Culpabilité


Adamaï avait rejoint les autres, pour être interpelé par Evangelyne qui avait remarqué l'absence d'Amalia et lui demandait, visiblement inquiète, s'il l'avait vue. Yugo, lui aussi, s'était arrêté pour savoir où était la princesse.

« Elle se sentait un peu fatiguée et a décidé de rester en arrière un moment, pour se reposer. Elle nous rejoindra après.

- Elle est restée seule, s'écria Evangelyne ? Non, ça ne va pas, il faut que quelqu'un reste avec elle ! »

La jeune Crâ n'eut cependant pas le temps de faire quoi que ce soit, avant que son bébé ne se fasse sentir, et que sa fille Elely ne lui prenne la main pour l'entraîner avec elle pour lui montrer quelque chose.

« Attends Elely, je.. »

Mais rien à faire, sa fille ne l'écoutait pas. Yugo décida d'aller rejoindre la princesse. Evangelyne tenta une dernière fois de l'accompagner, mais sa fille ne lui laissa pas la moindre chance, et elle ne put que regarde le jeune Éliatrope disparaître sans l'attendre. Adamaï s'approcha de la jeune Crâ et lui dit :

« Ne t'inquiète pas, Yugo va veiller sur elle. Et puis... je crois qu'ils ont des choses à se dire.

- Tu as sans doute raison... Mais je ne peux pas m'empêcher de penser que je devrais lui parler...

- Pour le moment, ne devrais-tu pas plutôt t'occuper de ton fils ? Il a l'air bien agité...

- Oui, en effet ! Doucement bébé, je vais te nourrir... »

Elle regardait encore derrière elle, alors qu'il n'y avait déjà plus aucune trace de Yugo. Les autres avaient fini par trouver un endroit où installer un camp et se mettaient au travail. On se reposait, on se soignait. Rapidement, tout le monde finit par s'endormir à cause de la fatigue accumulée.

x

Yugo trouva rapidement la princesse, complètement recroquevillée sur elle-même. Il pouvait entendre les sanglots étouffés.

« Amalia... ça va ? »

En entendant sa voix, la jeune femme sursauta et essaya d'essuyer ses larmes en vain. Elle lui répondit difficilement :

« Oui, tout va bien, je vais bien ! Tu peux y aller !

- Tu pleures ?

- Non ! Tout va bien ! Laisse-moi ! »

Mais au lieu d'obtempérer, l'Éliatrope s'approcha de la Sadida et lui prit doucement les épaules pour la relever et voir son visage en pleurs.

« Amalia... Qu'est-ce qu'il y a ? S'il-te-plaît, dis-moi...

- ... Ce n'est rien.

- Visiblement, si c'est quelque chose...

- C'est juste que... Je... Ils... Ma faute... J'aurais dû...

- Qu'est-ce que tu racontes ?

- Echo et Oropo ! Ils ne nous pas suivi... Ils sont morts !

- Ce n'est pas de ta faute !

- J'aurais dû faire quelque chose ! J'aurais dû agir... faire quelque chose ! Les convaincre ! J'aurais dû...

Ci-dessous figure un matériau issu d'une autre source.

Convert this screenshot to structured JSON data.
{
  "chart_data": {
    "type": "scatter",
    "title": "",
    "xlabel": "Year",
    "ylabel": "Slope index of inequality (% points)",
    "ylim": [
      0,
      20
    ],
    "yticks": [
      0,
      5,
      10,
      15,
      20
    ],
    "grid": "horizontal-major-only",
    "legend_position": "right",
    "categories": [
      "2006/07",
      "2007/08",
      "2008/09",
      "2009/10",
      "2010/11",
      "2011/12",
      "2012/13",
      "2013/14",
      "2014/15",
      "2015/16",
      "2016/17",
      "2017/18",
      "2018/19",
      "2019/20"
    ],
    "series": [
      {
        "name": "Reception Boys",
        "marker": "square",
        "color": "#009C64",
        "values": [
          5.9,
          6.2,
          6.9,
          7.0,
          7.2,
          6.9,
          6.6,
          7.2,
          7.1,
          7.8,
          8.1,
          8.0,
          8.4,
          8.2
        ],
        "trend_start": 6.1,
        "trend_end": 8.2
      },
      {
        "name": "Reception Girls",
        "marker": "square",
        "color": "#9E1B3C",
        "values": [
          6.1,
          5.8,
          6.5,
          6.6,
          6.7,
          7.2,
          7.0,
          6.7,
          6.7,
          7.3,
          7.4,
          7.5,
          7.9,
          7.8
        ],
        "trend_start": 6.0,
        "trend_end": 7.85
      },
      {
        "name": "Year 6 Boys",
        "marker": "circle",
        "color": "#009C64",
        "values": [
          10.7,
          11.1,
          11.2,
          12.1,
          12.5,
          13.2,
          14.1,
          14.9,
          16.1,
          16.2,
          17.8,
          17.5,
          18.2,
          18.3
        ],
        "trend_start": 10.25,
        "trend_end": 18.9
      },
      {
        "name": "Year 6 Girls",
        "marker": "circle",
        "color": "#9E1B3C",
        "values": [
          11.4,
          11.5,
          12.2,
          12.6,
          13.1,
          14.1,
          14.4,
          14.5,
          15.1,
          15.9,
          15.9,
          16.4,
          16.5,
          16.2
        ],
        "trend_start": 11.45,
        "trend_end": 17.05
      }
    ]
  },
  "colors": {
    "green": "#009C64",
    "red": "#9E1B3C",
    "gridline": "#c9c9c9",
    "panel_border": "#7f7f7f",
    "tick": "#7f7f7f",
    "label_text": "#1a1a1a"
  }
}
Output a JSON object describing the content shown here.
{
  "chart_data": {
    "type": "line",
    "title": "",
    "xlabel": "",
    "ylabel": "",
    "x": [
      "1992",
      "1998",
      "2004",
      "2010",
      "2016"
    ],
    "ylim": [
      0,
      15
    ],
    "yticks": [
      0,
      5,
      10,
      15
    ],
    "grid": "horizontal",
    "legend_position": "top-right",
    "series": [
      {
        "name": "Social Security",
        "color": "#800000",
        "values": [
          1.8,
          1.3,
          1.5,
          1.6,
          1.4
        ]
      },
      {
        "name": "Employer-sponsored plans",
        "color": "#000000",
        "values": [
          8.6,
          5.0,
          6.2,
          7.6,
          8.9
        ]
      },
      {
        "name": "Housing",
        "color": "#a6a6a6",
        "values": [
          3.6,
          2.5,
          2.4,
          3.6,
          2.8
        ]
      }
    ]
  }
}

- Amalia ! Ce n'est pas de ta faute. Si quelqu'un doit porter le blâme pour ça, c'est moi... »

Mais Amalia ne l'écoutait déjà plus, ne pouvait plus l'entendre, alors qu'une culpabilité sourde l'envahissait en remontant doucement comme une vague. Elle continuait à parler, sans savoir vraiment ce qu'elle racontait, ni si ce qu'elle disait avait un sens.

« Et mon père ! Et mon frère ! Je devrais être à leurs côtés, pour les soutenir, pour les aider, pour, pour... Je... Je ne devrais pas être ici à batifoler ici à ne rien faire ! Armand a raison, je suis une honte ! »

Et de repartir en sanglots devant un Yugo atterré alors qu'il commençait à saisir l'ampleur de la détresse de son amie. Il ne savait pas trop quoi faire, ne parvenant pas à trouver les mots pour la calmer, et la prit donc dans ses bras, la serrant un peu plus contre lui à chacun de ses sanglots. L'Éliatrope passait sa main dans les cheveux de la Sadida en murmurant doucement qu'elle n'y était pour rien et qu'elle n'était pas une honte, essayant de la calmer comme il le pouvait. Il lui rappelait tout ce qu'elle avait fait de bien, listait ses qualités, et la laissa pleurer, pleurer et pleurer autant qu'elle le voulait et qu'elle en avait besoin.

Au bout d'un moment, Amalia finit par s'endormir, toujours dans les bras de Yugo qui l'allongea doucement sur ses genoux, restant à ses côtés pour veiller sur elle. Il utilisa son wakfu pour vérifier où se trouvait les autres, avant de s'endormir à son tour.